Bridget has settled down to warm and comfortable relationship with the man of her dreams Mark Darcy (Coin Firth). Naturally, through a concoction of mistaken intents and Bridget’s own tremendous self-doubt, she dumps him and proceeds through a series of increasingly bizarre circumstances (ending in a stint in a Thai jail) before she realizes just how good she had it and what she’d done to mess it up.
Zellweger is still charming and funny as Bridget, trying desperately to maintain a sense of poise and dignity, no matter how undignified a situation she finds herself in. Unfortunately, every other character is also the same as well. Hugh Grant is still a charming rogue, Colin Firth is still the remote and inscrutable perfect man. Everyone is still as they were at the end of the first movie and (except for Bridget-who realizes that she is, more often than not, the cause of her own troubles) they’re still the same way at the end of Edge of Reason as well.

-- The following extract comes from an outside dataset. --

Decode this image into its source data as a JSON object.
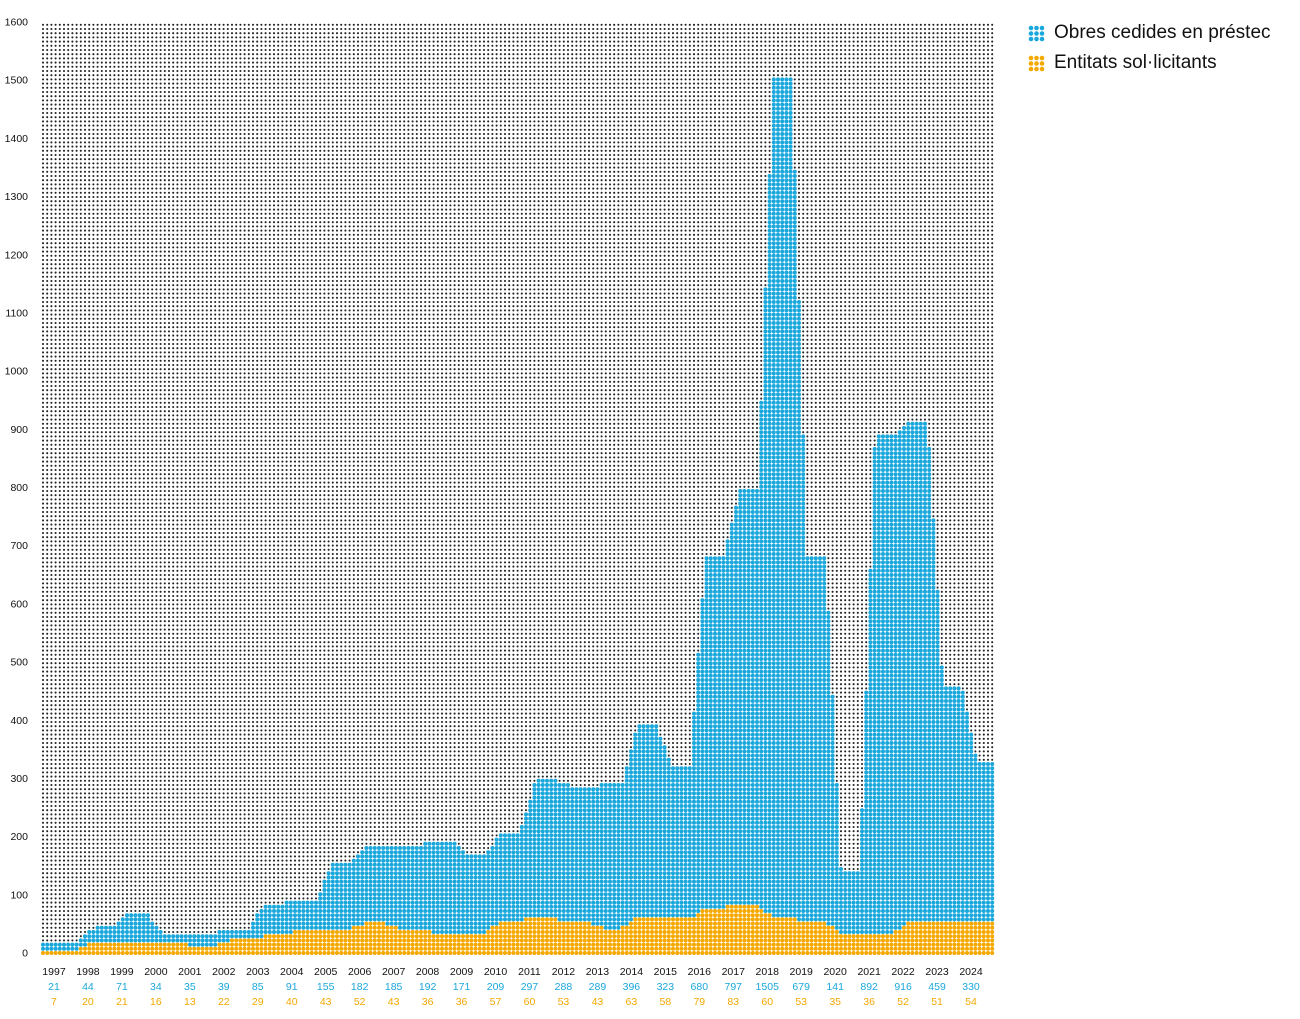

The witty Richard Curtis banter that carried the first Bridget Jones so well is mostly gone, replaced by slapstick and comedy-of-errors type misconceptions, which are funny, but easily forgotten.
Summary:
By itself, Edge of Reason is a decent but entirely forgettable comedy that could have been more, if it hadn’t decided to play things safe.